This patch generates a unique identifier for an HBase cluster during master filesystem initialization (or during active master startup for existing installations), and synchronizes the value to all clients using ZK. This allows both clients and servers to have a persistent, unique, agreed upon value to identify cluster instances.
One example where this will be important is for token-based authentication of clients (HBASE-3615), when running in multi-cluster environments. In this case a separate authentication token may be obtained by the client for each cluster, and the HBase client and RPC servers need to agree upon which token should be used for authentication in each instance. This is done by keying the client tokens by cluster ID, allowing the token to be selected based on the ID of the cluster being connected to.
Key parts to the implementation:
1. The unique ID is just a random UUID stored in HDFS as "HBASE_ROOT/hbase.id"
2. ClusterIdTracker, a new ZooKeeperNodeTracker implementation, publishes the ID value as "/hbase/hbaseid"

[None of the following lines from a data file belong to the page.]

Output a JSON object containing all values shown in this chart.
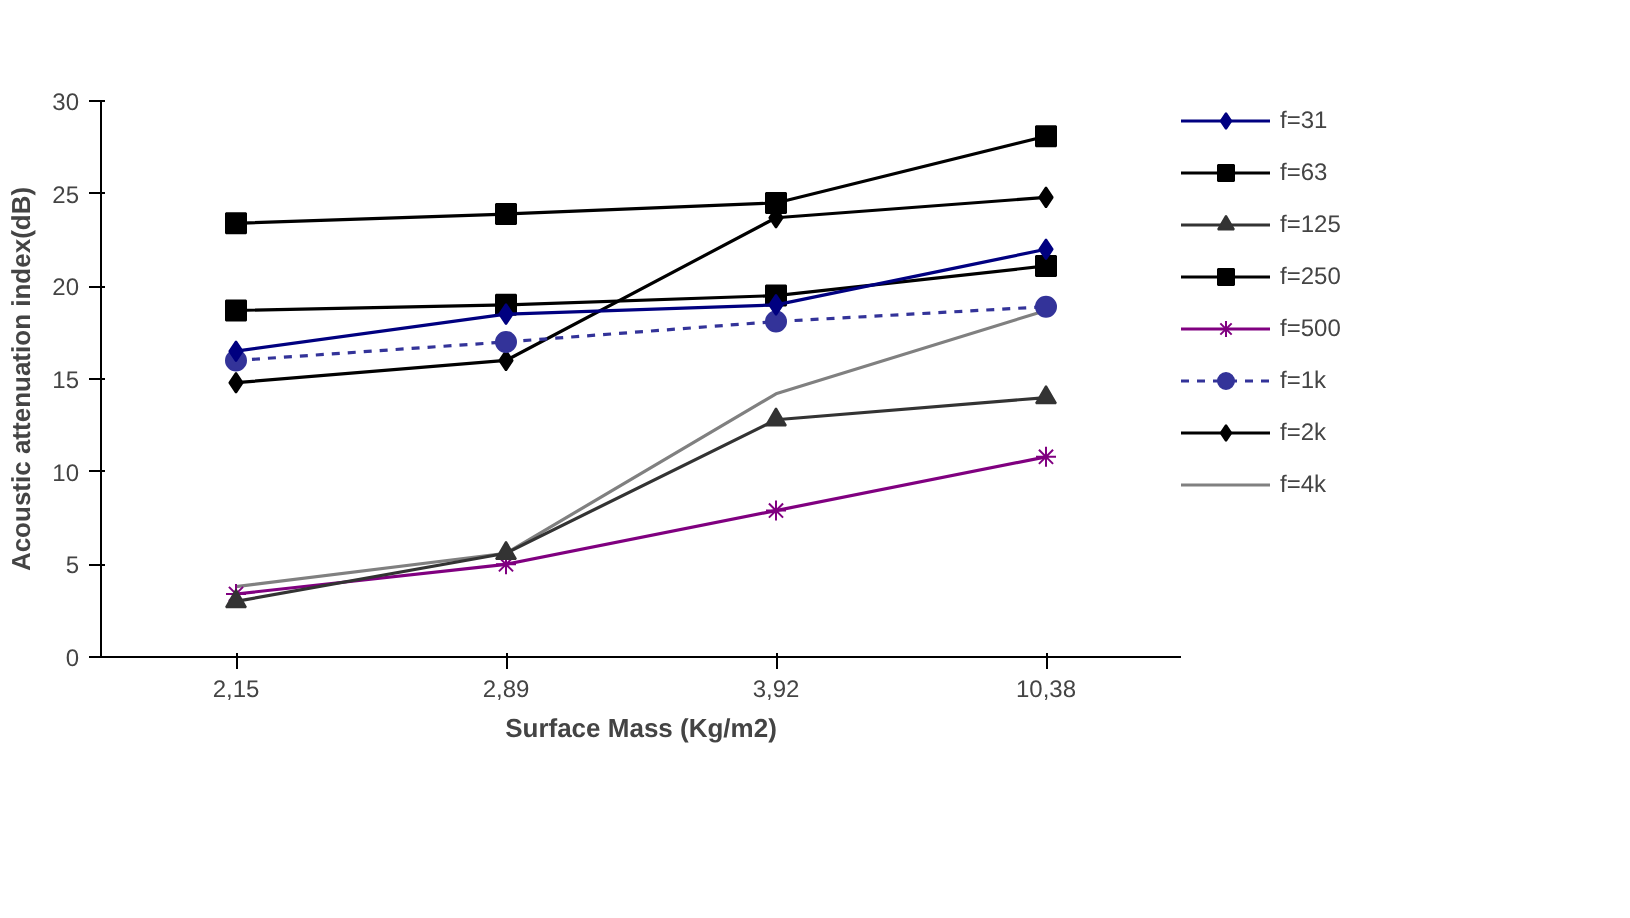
{
  "chart_data": {
    "type": "line",
    "xlabel": "Surface Mass (Kg/m2)",
    "ylabel": "Acoustic attenuation index(dB)",
    "categories": [
      "2,15",
      "2,89",
      "3,92",
      "10,38"
    ],
    "ylim": [
      0,
      30
    ],
    "yticks": [
      0,
      5,
      10,
      15,
      20,
      25,
      30
    ],
    "grid": false,
    "legend": "right",
    "series": [
      {
        "name": "f=31",
        "color": "#000080",
        "marker": "diamond",
        "line_style": "solid",
        "values": [
          16.5,
          18.5,
          19,
          22
        ]
      },
      {
        "name": "f=63",
        "color": "#000000",
        "marker": "square",
        "line_style": "solid",
        "values": [
          18.7,
          19,
          19.5,
          21.1
        ]
      },
      {
        "name": "f=125",
        "color": "#333333",
        "marker": "triangle",
        "line_style": "solid",
        "values": [
          3,
          5.6,
          12.8,
          14
        ]
      },
      {
        "name": "f=250",
        "color": "#000000",
        "marker": "square",
        "line_style": "solid",
        "values": [
          23.4,
          23.9,
          24.5,
          28.1
        ]
      },
      {
        "name": "f=500",
        "color": "#800080",
        "marker": "cross",
        "line_style": "solid",
        "values": [
          3.4,
          5,
          7.9,
          10.8
        ]
      },
      {
        "name": "f=1k",
        "color": "#333399",
        "marker": "circle",
        "line_style": "dashed",
        "values": [
          16,
          17,
          18.1,
          18.9
        ]
      },
      {
        "name": "f=2k",
        "color": "#000000",
        "marker": "diamond",
        "line_style": "solid",
        "values": [
          14.8,
          16,
          23.7,
          24.8
        ]
      },
      {
        "name": "f=4k",
        "color": "#808080",
        "marker": "none",
        "line_style": "solid",
        "values": [
          3.8,
          5.6,
          14.2,
          18.7
        ]
      }
    ]
  }
}
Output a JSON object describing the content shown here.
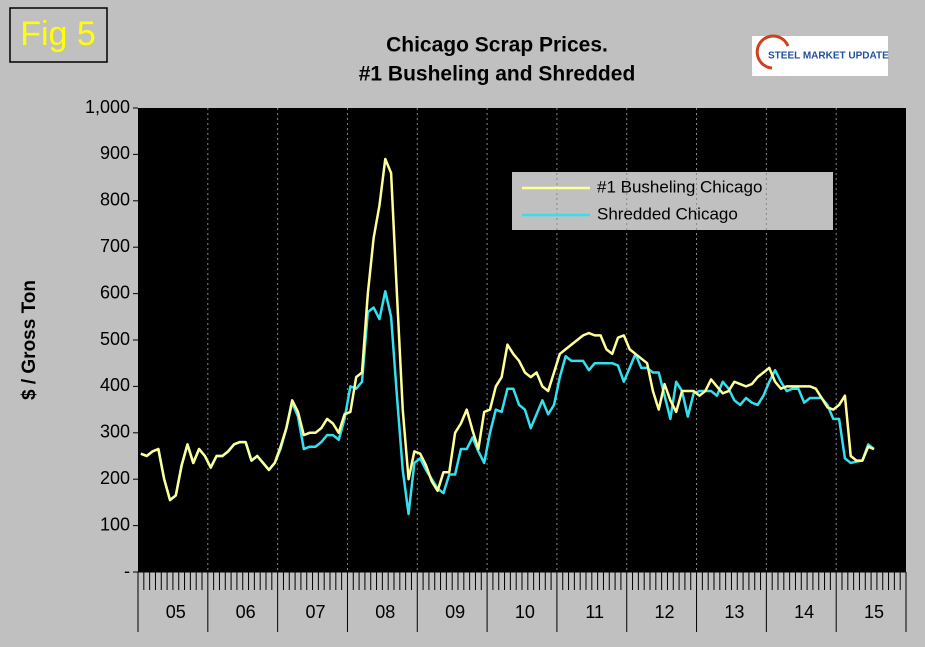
{
  "chart_data": {
    "type": "line",
    "figure_label": "Fig 5",
    "title_lines": [
      "Chicago Scrap Prices.",
      "#1 Busheling and Shredded"
    ],
    "logo_text": "STEEL MARKET UPDATE",
    "y_label": "$ / Gross Ton",
    "categories": [
      null,
      null,
      null,
      null,
      null,
      null,
      "05",
      null,
      null,
      null,
      null,
      null,
      null,
      null,
      null,
      null,
      null,
      null,
      "06",
      null,
      null,
      null,
      null,
      null,
      null,
      null,
      null,
      null,
      null,
      null,
      "07",
      null,
      null,
      null,
      null,
      null,
      null,
      null,
      null,
      null,
      null,
      null,
      "08",
      null,
      null,
      null,
      null,
      null,
      null,
      null,
      null,
      null,
      null,
      null,
      "09",
      null,
      null,
      null,
      null,
      null,
      null,
      null,
      null,
      null,
      null,
      null,
      "10",
      null,
      null,
      null,
      null,
      null,
      null,
      null,
      null,
      null,
      null,
      null,
      "11",
      null,
      null,
      null,
      null,
      null,
      null,
      null,
      null,
      null,
      null,
      null,
      "12",
      null,
      null,
      null,
      null,
      null,
      null,
      null,
      null,
      null,
      null,
      null,
      "13",
      null,
      null,
      null,
      null,
      null,
      null,
      null,
      null,
      null,
      null,
      null,
      "14",
      null,
      null,
      null,
      null,
      null,
      null,
      null,
      null,
      null,
      null,
      null,
      "15",
      null,
      null,
      null,
      null,
      null
    ],
    "series": [
      {
        "name": "#1 Busheling Chicago",
        "color": "#ffff99",
        "values": [
          255,
          250,
          260,
          265,
          200,
          155,
          165,
          230,
          275,
          235,
          265,
          250,
          225,
          250,
          250,
          260,
          275,
          280,
          280,
          240,
          250,
          235,
          220,
          235,
          270,
          310,
          370,
          345,
          295,
          300,
          300,
          310,
          330,
          320,
          300,
          340,
          345,
          420,
          430,
          600,
          720,
          790,
          890,
          860,
          600,
          350,
          200,
          260,
          255,
          230,
          195,
          175,
          215,
          215,
          300,
          320,
          350,
          305,
          265,
          345,
          350,
          400,
          420,
          490,
          470,
          455,
          430,
          420,
          430,
          400,
          390,
          430,
          470,
          480,
          490,
          500,
          510,
          515,
          510,
          510,
          480,
          470,
          505,
          510,
          480,
          470,
          460,
          450,
          390,
          350,
          405,
          370,
          345,
          390,
          390,
          390,
          380,
          390,
          415,
          400,
          385,
          390,
          410,
          405,
          400,
          405,
          420,
          430,
          440,
          410,
          395,
          400,
          400,
          400,
          400,
          400,
          395,
          375,
          355,
          350,
          360,
          380,
          250,
          240,
          240,
          270,
          265,
          null,
          null,
          null,
          null,
          null
        ]
      },
      {
        "name": "Shredded Chicago",
        "color": "#33e0f0",
        "values": [
          255,
          250,
          260,
          265,
          200,
          155,
          165,
          230,
          275,
          235,
          265,
          250,
          225,
          250,
          250,
          260,
          275,
          280,
          280,
          240,
          250,
          235,
          220,
          235,
          265,
          310,
          365,
          335,
          265,
          270,
          270,
          280,
          295,
          295,
          285,
          330,
          400,
          395,
          410,
          560,
          570,
          545,
          605,
          550,
          380,
          220,
          125,
          235,
          245,
          220,
          200,
          180,
          170,
          210,
          210,
          265,
          265,
          290,
          260,
          235,
          300,
          350,
          345,
          395,
          395,
          360,
          350,
          310,
          340,
          370,
          340,
          360,
          420,
          465,
          455,
          455,
          455,
          435,
          450,
          450,
          450,
          450,
          445,
          410,
          440,
          470,
          440,
          440,
          430,
          430,
          380,
          330,
          410,
          390,
          335,
          385,
          390,
          390,
          390,
          380,
          410,
          395,
          370,
          360,
          375,
          365,
          360,
          380,
          410,
          435,
          410,
          390,
          395,
          395,
          365,
          375,
          375,
          375,
          360,
          330,
          330,
          245,
          235,
          238,
          240,
          275,
          265,
          null,
          null,
          null,
          null,
          null
        ]
      }
    ],
    "ylim": [
      0,
      1000
    ],
    "yticks": [
      {
        "value": 0,
        "label": "-"
      },
      100,
      200,
      300,
      400,
      500,
      600,
      700,
      800,
      900,
      {
        "value": 1000,
        "label": "1,000"
      }
    ]
  }
}
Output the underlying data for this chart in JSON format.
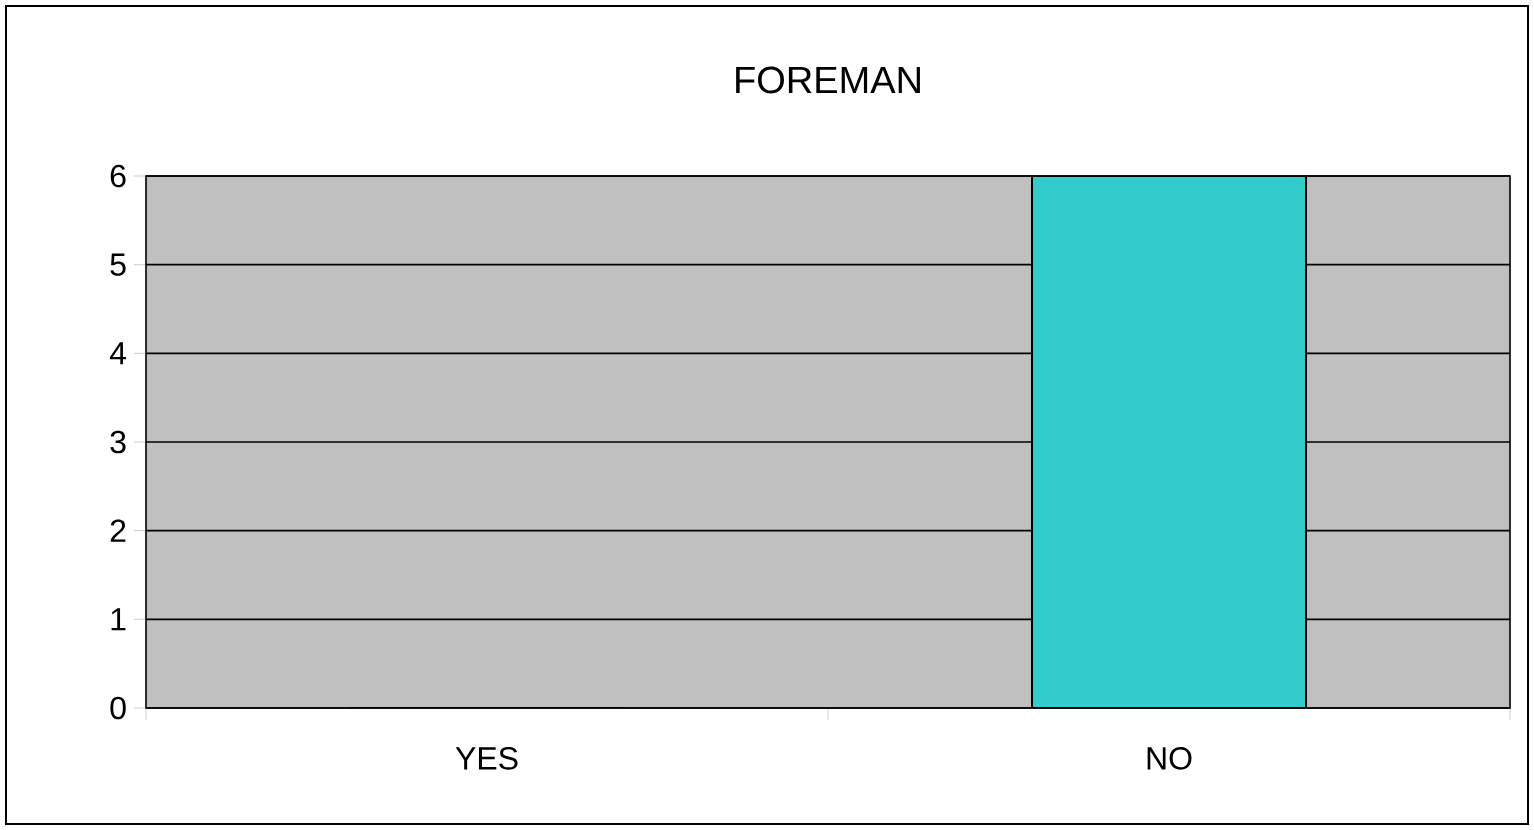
{
  "chart_data": {
    "type": "bar",
    "title": "FOREMAN",
    "categories": [
      "YES",
      "NO"
    ],
    "values": [
      0,
      6
    ],
    "color": "#33cccc",
    "ylim": [
      0,
      6
    ],
    "yticks": [
      0,
      1,
      2,
      3,
      4,
      5,
      6
    ],
    "grid": "y"
  }
}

3. Cluster ID is ultimately passed down to HBaseClient as a config property, using "hbase.cluster.id"
Originally I thought that passing cluster ID to HBaseClient through Configuration was just a convenient hack, but now I think it may provide some useful flexibility, either in testing, or allowing non-standard clients to make use of the value without being forced to handle the ZK watcher (since this should be set once at create time and then never change).
FWIW, I've tested this implementation in conjunction with a token authentication implementation that makes use of it.
However Gary and I discussed this and I believe there will be a v2 patch soon that makes the watcher of the cluster ID one-shot only. It's a little weird to have a watcher on an immutable value beyond when it is needed at startup.
Just one comment below otherwise patch looks great but I can't help thinking why we need a tracker on this? Isn't it set once and then kept for ever? When would it change?
Will we need to up the RPC version for this?
Review request changed
New version of patch. Changes:
* Increments version numbers for ClusterStatus and HMasterInterface.
* Pares down ClusterIdTracker -> ClusterId. Now just reads the cluster ID from ZK and stores the first non-null response.